The AIN, an offshoot of the Harvard Islamic Society, was formed in response to Trump’s initial executive order restricting travel from several Muslim-majority nations in January 2017, and has been organizing protests and coordinating with local government. The network billed Tuesday’s vigil as “Establishing Justice: Prayer & Vigil Against Muslim Ban 3.0.” HIS president Zarin I. Rahman ’18 said she hoped it could provide “a space to mourn, to learn, and to know small things that [attendees] can do moving forward that can help eliminate the larger problem.”
The event formed in response to Trump’s proclamation on Sept. 24 which aimed to indefinitely ban immigrants and refugees from Chad, Iran, Libya, Somalia, Syria, Yemen, North Korea and Venezuela, the third iteration of a policy that vigil speakers referred to as a “Muslim ban.”
Federal Judge Derrick K. Watson ’88 temporarily blocked the policy for the six Muslim-majority countries on that list Tuesday afternoon. While vigil speakers expressed relief and gratitude for Watson’s decision Tuesday, they said it was not enough.
“Waiting for judges to block executive orders is not a sustainable way to live...we’re going to keep going until there’s no Muslim ban ever, and I’m going to keep going until there are no policies that target Muslim communities, or any other communities, for that matter,” Omeish said.
Abdur-Rashid echoed Omeish’s sentiment.
“[The Muslim prayer] begins with standing, and it ends with sitting, to symbolize the idea that when you enter life, when you devote yourself to a particular direction, you must be very vigilant. You must stand.
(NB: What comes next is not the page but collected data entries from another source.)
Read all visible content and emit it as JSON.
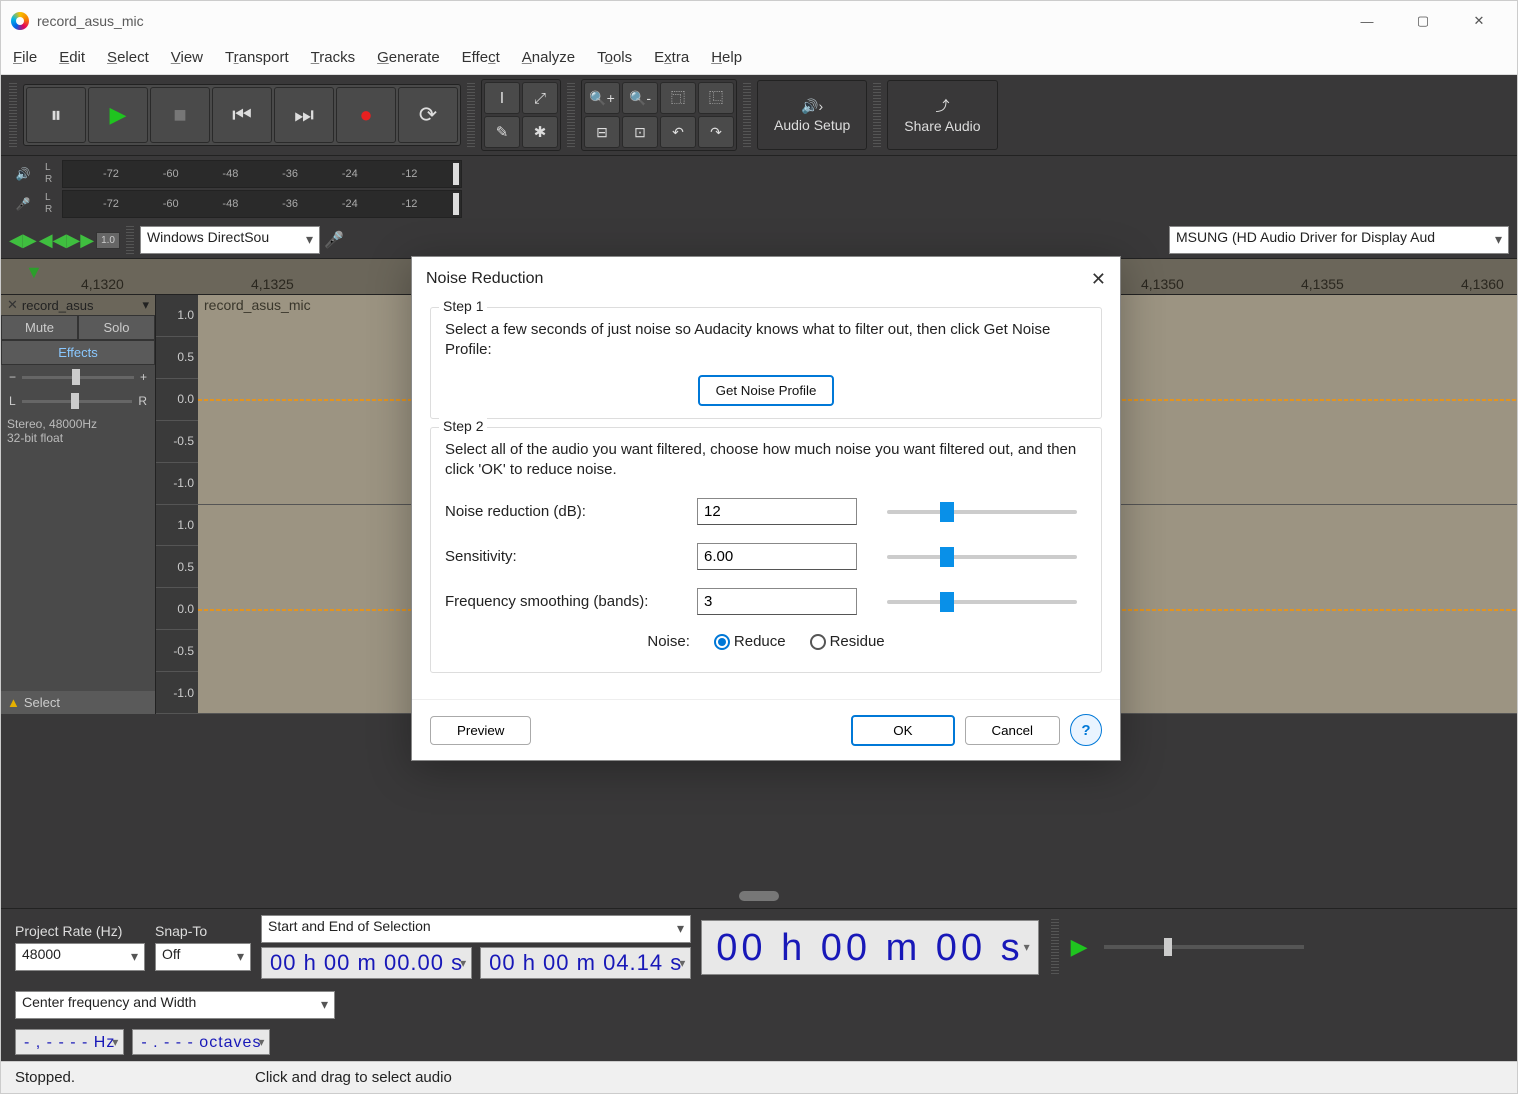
{
  "title": "record_asus_mic",
  "menu": [
    "File",
    "Edit",
    "Select",
    "View",
    "Transport",
    "Tracks",
    "Generate",
    "Effect",
    "Analyze",
    "Tools",
    "Extra",
    "Help"
  ],
  "audio_setup": "Audio Setup",
  "share_audio": "Share Audio",
  "meter_marks": [
    "-72",
    "-60",
    "-48",
    "-36",
    "-24",
    "-12"
  ],
  "devbar": {
    "host": "Windows DirectSou",
    "speaker": "MSUNG (HD Audio Driver for Display Aud"
  },
  "timeline": [
    "4,1320",
    "4,1325",
    "4,1350",
    "4,1355",
    "4,1360"
  ],
  "track": {
    "name": "record_asus",
    "label": "record_asus_mic",
    "mute": "Mute",
    "solo": "Solo",
    "effects": "Effects",
    "info1": "Stereo, 48000Hz",
    "info2": "32-bit float",
    "select": "Select"
  },
  "amp": [
    "1.0",
    "0.5",
    "0.0",
    "-0.5",
    "-1.0"
  ],
  "selbar": {
    "pr": "Project Rate (Hz)",
    "snap": "Snap-To",
    "range": "Start and End of Selection",
    "rate": "48000",
    "off": "Off",
    "t1": "00 h 00 m 00.00 s",
    "t2": "00 h 00 m 04.14 s",
    "big": "00 h 00 m 00 s",
    "cf": "Center frequency and Width",
    "hz": "- , - - -   -  Hz",
    "oct": "- . - - -   octaves"
  },
  "status": {
    "s1": "Stopped.",
    "s2": "Click and drag to select audio"
  },
  "dlg": {
    "title": "Noise Reduction",
    "step1": "Step 1",
    "s1txt": "Select a few seconds of just noise so Audacity knows what to filter out, then click Get Noise Profile:",
    "gnp": "Get Noise Profile",
    "step2": "Step 2",
    "s2txt": "Select all of the audio you want filtered, choose how much noise you want filtered out, and then click 'OK' to reduce noise.",
    "nr_l": "Noise reduction (dB):",
    "nr_v": "12",
    "se_l": "Sensitivity:",
    "se_v": "6.00",
    "fs_l": "Frequency smoothing (bands):",
    "fs_v": "3",
    "noise": "Noise:",
    "reduce": "Reduce",
    "residue": "Residue",
    "preview": "Preview",
    "ok": "OK",
    "cancel": "Cancel"
  }
}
You must be active, and pro-active, in making sure that violence and injustice does not prevail, that oppression does not prevail, that harm does not prevail,” Harvard Islamic Chaplain Khalil Abdur-Rashid said. “And then we bow ... as if we’re going to rest, but then we rise again, to remind us that you should not only stand once, but you should be standing repeatedly.”